More info, after the cluster is rebooted and active, if you restore the "amphora" table inside the "octavia" database then loadbalancers are deployed and after a while are working.
*** Bug 1609063 has been marked as a duplicate of this bug. ***
Right, Octavia triggered failover for amphorae hosted on compute nodes that were still down when you brought the cluster back online but since at that failover time there was not enough computing resources ("No valid host was found" and considering your comment #1), it failed to do so and that is a valid behavior. Could you explain what do you mean by restoring the amphora table inside the octavia DB?
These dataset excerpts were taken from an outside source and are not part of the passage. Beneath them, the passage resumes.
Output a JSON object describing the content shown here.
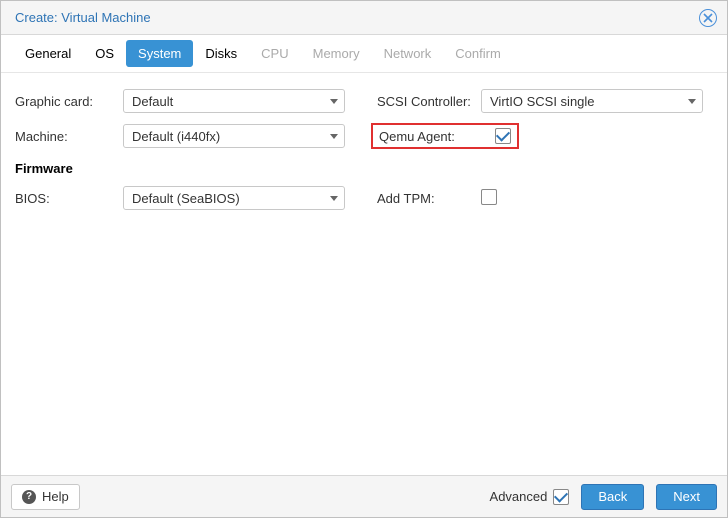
{
  "window": {
    "title": "Create: Virtual Machine"
  },
  "tabs": [
    {
      "label": "General",
      "state": "enabled"
    },
    {
      "label": "OS",
      "state": "enabled"
    },
    {
      "label": "System",
      "state": "active"
    },
    {
      "label": "Disks",
      "state": "enabled"
    },
    {
      "label": "CPU",
      "state": "disabled"
    },
    {
      "label": "Memory",
      "state": "disabled"
    },
    {
      "label": "Network",
      "state": "disabled"
    },
    {
      "label": "Confirm",
      "state": "disabled"
    }
  ],
  "form": {
    "graphic_card": {
      "label": "Graphic card:",
      "value": "Default"
    },
    "machine": {
      "label": "Machine:",
      "value": "Default (i440fx)"
    },
    "firmware_section": "Firmware",
    "bios": {
      "label": "BIOS:",
      "value": "Default (SeaBIOS)"
    },
    "scsi_controller": {
      "label": "SCSI Controller:",
      "value": "VirtIO SCSI single"
    },
    "qemu_agent": {
      "label": "Qemu Agent:",
      "checked": true
    },
    "add_tpm": {
      "label": "Add TPM:",
      "checked": false
    }
  },
  "footer": {
    "help": "Help",
    "advanced": {
      "label": "Advanced",
      "checked": true
    },
    "back": "Back",
    "next": "Next"
  }
}
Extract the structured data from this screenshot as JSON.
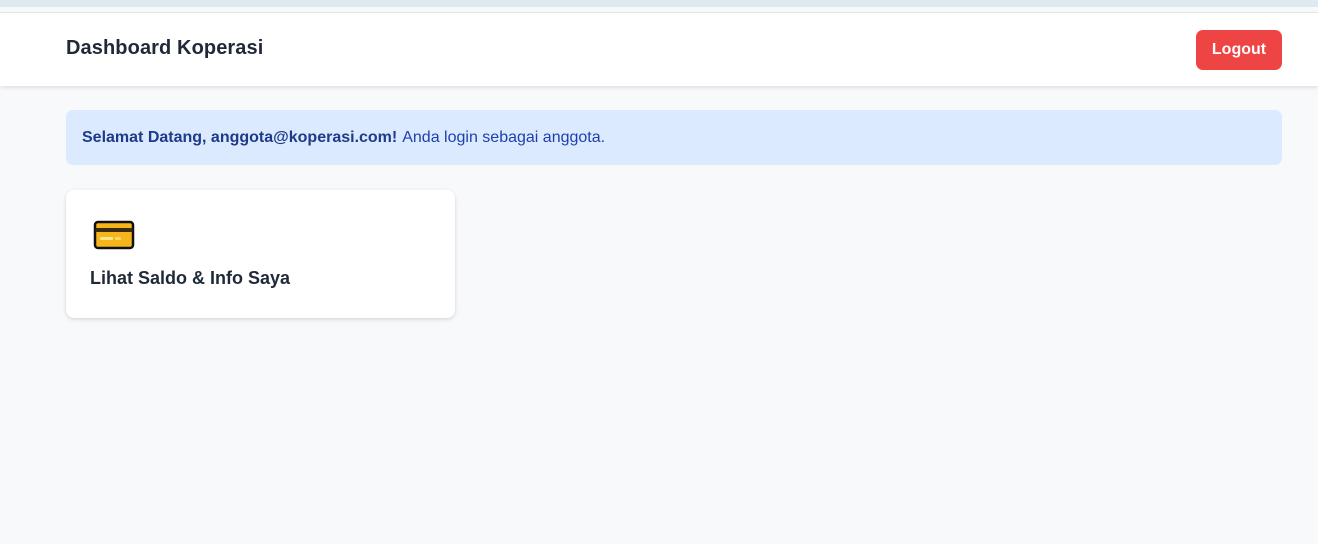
{
  "navbar": {
    "title": "Dashboard Koperasi",
    "logout_label": "Logout"
  },
  "welcome": {
    "greeting": "Selamat Datang, anggota@koperasi.com!",
    "message": "Anda login sebagai anggota."
  },
  "menu_cards": [
    {
      "icon": "credit-card-icon",
      "label": "Lihat Saldo & Info Saya"
    }
  ],
  "colors": {
    "page_background": "#f8f9fb",
    "logout_button": "#ef4444",
    "alert_background": "#dbeafe",
    "alert_text": "#1e40af",
    "card_icon_fill": "#f6b51a"
  }
}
echo "delete from amphora;" | ssh heat-admin.2.10 "mysql -uoctavia -pXXX octavia" cat amphora.sql| ssh heat-admin.2.10 "mysql -uoctavia -pXX octavia" openstack loadbalancer list -c id -f value|xargs -i openstack loadbalancer failover {} So when the cluster is UP again and tries the failover and it fails, the original records are lost and you can not fix it anymore.
Why have you restored amphorae records, i.e. deleted all info from amphora table? You should have not. Deleting data from the database as means to repair is not the way to go. The expected recovery steps after restoring compute nodes is to trigger failover, either on a set of amphorae ("$ openstack loadbalancer amphora failover <ID>@) or load balancers ("$ openstack loadbalancer failover <ID>@) in ERROR state. If that fails, it is a legit bug that should be fixed.
The records in the table amphora are marked as DELETED when it tries to do the failover and the compute node are down. Then it is not possible to do the amphora failover <ID>, that is the reason it is needed to restore the table with the status ALLOCATED
*** This bug has been marked as a duplicate of bug 1623146 ***